Er hält inne, als er Isabells Begleitung sieht: Ein Student mit müdem Gesichtsausdruck. Mit seinen Händen in der Hosentasche ähnelt seine Körperhaltung ein wenig der von Cyril. Seine langen schwarzen Haare hängen schlapp von seinem Kopf hinunter und verdecken dabei sein rechtes Auge.

Ist das die wahre Gestalt des maskierten Mannes? Einem möglichen Mitglied von Penumbra?

Sein Körper wirkt dünn, fast schon mager, aber das muss nichts heißen. Den größten Teil der Kampfkraft macht die Technik aus. Wenn dieser Typ was drauf hat, könnte er es, trotz seines Körperbau, mit Cyril aufnehmen.

Cyril streckt dem Schüler die Hand zum Gruß entgegen:

“Yo! Ich bin Cyril und du bist?”

Der schwarzhaarige Student fasst sich in die Haare und seufzt verzweifelt.

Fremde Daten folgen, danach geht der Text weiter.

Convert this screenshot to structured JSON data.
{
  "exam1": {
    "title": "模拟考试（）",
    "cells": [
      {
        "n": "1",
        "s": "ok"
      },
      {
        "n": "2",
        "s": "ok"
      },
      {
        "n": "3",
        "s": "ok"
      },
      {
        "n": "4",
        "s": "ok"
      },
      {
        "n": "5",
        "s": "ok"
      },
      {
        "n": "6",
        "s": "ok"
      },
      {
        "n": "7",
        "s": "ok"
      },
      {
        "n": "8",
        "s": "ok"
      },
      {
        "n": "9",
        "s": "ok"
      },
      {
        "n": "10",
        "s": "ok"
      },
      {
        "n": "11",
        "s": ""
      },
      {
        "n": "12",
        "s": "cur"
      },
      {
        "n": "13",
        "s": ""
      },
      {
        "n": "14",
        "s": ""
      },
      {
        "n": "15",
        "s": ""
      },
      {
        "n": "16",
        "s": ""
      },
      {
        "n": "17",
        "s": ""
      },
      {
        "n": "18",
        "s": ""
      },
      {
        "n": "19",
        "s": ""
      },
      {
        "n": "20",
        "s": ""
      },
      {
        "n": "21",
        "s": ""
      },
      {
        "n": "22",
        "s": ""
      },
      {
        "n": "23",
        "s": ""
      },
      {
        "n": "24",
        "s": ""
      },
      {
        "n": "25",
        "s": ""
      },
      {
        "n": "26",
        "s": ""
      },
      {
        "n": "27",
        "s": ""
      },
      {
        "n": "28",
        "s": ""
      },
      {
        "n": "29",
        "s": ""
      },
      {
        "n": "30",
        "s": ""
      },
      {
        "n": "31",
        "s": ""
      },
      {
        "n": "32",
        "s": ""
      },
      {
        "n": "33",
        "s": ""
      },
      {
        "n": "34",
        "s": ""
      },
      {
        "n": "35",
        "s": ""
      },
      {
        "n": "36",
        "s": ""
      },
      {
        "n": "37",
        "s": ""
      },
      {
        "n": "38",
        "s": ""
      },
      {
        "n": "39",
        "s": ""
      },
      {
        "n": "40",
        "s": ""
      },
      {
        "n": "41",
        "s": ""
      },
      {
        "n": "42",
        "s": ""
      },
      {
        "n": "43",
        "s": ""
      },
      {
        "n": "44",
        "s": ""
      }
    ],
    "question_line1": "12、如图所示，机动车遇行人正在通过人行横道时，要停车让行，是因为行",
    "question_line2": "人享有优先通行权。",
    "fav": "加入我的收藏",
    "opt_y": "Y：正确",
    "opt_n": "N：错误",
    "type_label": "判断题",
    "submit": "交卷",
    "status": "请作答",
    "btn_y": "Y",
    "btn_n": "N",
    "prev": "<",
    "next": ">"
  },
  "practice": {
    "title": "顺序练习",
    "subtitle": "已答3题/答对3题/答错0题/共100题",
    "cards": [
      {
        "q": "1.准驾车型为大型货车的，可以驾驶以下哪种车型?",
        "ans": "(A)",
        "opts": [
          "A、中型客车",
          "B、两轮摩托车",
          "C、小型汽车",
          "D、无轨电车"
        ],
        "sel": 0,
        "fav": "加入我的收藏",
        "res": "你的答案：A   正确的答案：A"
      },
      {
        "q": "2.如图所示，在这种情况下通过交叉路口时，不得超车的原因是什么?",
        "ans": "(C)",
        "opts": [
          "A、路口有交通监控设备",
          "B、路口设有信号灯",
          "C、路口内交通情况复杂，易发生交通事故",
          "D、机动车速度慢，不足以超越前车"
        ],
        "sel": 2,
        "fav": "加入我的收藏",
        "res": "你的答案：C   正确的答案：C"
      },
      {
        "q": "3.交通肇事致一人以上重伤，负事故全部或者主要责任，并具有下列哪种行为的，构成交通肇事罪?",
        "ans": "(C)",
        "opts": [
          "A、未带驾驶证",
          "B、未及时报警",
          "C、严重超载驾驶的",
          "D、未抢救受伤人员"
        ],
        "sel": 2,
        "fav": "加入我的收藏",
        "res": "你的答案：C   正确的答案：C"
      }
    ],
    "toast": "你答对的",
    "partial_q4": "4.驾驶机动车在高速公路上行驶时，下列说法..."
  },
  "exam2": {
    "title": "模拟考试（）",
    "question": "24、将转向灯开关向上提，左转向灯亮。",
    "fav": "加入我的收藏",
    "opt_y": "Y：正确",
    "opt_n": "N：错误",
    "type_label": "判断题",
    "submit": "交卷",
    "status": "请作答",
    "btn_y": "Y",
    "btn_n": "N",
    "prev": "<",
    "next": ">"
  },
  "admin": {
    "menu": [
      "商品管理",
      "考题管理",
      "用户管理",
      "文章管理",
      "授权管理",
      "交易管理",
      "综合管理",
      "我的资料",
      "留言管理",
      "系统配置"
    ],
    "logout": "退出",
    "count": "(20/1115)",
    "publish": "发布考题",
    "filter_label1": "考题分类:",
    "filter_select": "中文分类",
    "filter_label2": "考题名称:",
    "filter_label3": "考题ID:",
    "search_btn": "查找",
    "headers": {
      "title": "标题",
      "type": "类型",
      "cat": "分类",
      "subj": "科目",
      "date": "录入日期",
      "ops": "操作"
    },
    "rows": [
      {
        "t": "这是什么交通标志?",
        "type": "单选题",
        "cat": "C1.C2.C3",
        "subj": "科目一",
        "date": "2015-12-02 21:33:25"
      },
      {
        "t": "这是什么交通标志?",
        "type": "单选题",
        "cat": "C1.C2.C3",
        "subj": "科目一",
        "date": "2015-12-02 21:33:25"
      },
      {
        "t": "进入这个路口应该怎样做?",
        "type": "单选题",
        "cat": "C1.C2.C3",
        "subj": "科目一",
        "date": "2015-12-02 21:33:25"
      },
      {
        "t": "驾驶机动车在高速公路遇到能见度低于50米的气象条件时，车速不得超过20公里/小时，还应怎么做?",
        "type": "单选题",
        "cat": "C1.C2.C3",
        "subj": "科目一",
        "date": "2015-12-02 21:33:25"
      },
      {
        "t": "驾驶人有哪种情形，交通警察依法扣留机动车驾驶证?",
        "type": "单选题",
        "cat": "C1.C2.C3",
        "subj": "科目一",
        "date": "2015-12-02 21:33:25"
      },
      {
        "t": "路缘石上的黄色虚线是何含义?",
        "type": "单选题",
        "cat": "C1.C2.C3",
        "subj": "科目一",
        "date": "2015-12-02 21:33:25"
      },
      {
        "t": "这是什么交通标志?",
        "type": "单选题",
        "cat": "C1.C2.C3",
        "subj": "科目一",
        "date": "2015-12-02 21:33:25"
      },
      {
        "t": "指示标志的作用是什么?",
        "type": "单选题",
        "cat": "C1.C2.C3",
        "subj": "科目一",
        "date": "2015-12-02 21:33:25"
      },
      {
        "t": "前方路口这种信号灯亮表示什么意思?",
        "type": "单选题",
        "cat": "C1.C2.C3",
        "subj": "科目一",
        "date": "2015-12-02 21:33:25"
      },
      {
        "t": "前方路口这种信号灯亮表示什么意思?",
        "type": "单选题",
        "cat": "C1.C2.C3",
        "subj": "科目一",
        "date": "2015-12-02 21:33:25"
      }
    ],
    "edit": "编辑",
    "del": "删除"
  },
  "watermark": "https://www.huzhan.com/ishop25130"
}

“Mann ey… Egal wie oft ich das mache. Es fühlt sich immer so komisch an…”

“Das spielt keine Rolle, Kagen.” Erwidert Isabell, “Erfülle sie. Deine Abmachung.”

“Ja, ja, geht klar. Immerhin habt ihr mich dafür bezahlt.”

Cyril ist verwirrt.

Bezahlt? Hat Isabell ihm etwa Geld gegen, damit der Typ Cyril trifft? Aber wen meint er mit “ihr”?

“H-hey, Kagen, richtig? Ich weiß nicht, ob ich das hier so sagen darf, aber du bist der Typ, oder?”

“Der Typ?” Kagen guckt überrascht, bis er wieder ein Seufzen von sich gibt:

“Ah, verstehe. Der maskierte Mann, ja?” Er guckt hinüber zu Isabell:

“Hast du ihn damit hierher gelockt? Ey, ich meine, dass geht mich nichts an, aber ich versteh’ echt nicht was euer Plan ist.”

‘Hierher gelockt’? ‘Euer Plan’?

“W-wartet!” Cyril macht einen Schritt zurück, “Er ist doch der maskierte Mann, oder? Du hast gesagt, dass ich ihn hier treffen werde, Isabell.”

Isabell starrt Cyril ausdruckslos an.

Ist das alles wirklich eine Falle? Aber warum? Wozu?

“Keine Sorge. Du wirst ihn treffen, aber es wird unangenehm. Der Prozess, um ihn treffen zu können.”

Kagen scheint selbst überrascht zu sein.

“Echt, ey? Du weißt, wer dieser Maskentyp ist?”

“Ja, aber du wirst zuerst unseren Deal erfüllen und dann verlässt du ihn. Den Schulgarten.”

Der schwarzhaarige Student seufzt zum dritten mal:

“Ey… Ich mach ja schon, aber ich hätte den maskierten Mann auch gerne getroffen.”

Sein Blick fällt auf Cyril:

“Sorry Mulligan, aber das könnte jetzt etwas wehtun.”

“Wa-”

Bevor Cyril reagieren kann, stürzt sich Kagen schon auf ihn.

“Argh!”

Kagen hält Cyrils Kopf mit beiden Händen fest und drückt seine Daumen gegen die Schläfen seines Gegenübers. Sein Griff und Druck mit den Daumen ist so fest, dass Cyril vor Schmerz aufschreit.

“Scheiße… Es war eine Falle!” Er blickt zu Isabell; Selbst in diesem Moment des Verrats bleibt ihre Mimik regungslos. Keine Emotion scheint auch nur einen Moment an ihrem Gesicht vorbeizuziehen.

Cyril packt mit beiden Händen Kagens Handgelenke.

“Ey, Mulligen. Ganz ruhig.” Antwortet Kagen nervös, “Ich mach’s schnell, ja?”

Er schaut Cyril tief in die Augen. Es scheint so, als würde Kagen ihn mit seinem Blick paralysieren. Er kann nicht die Kraft aufbringen, um ihn von sich zu stoßen.

Irgendwas stimmt nicht. Ich fühle mich kraftlos.

Der Druck gegen seine Schläfen wird so stark, dass Cyril das Gefühl hat, dass er ohnmächtig wird.

“W-warte- Benutzt du… eine Lacrima?”

Kagen reagiert nicht, sondern spricht stattdessen die Worte aus, die Cyril Vermutung dennoch bestätigen:

“「 ATHAZAGORAPHOBIA 」”

Es ist eine Lacrima.

Kagen setzt sie gerade gegen ihn ein.

Cyril wird schwarz vor Augen, doch bevor sein Bewusstsein vollständig verschwindet, erinnert er sich noch an die Worte, die Isabell letzten Abend gesagt hatte:

“Hortensien. Ihre Gestalt ist nur eine Täuschung. Eine Farce. Komisch, oder?”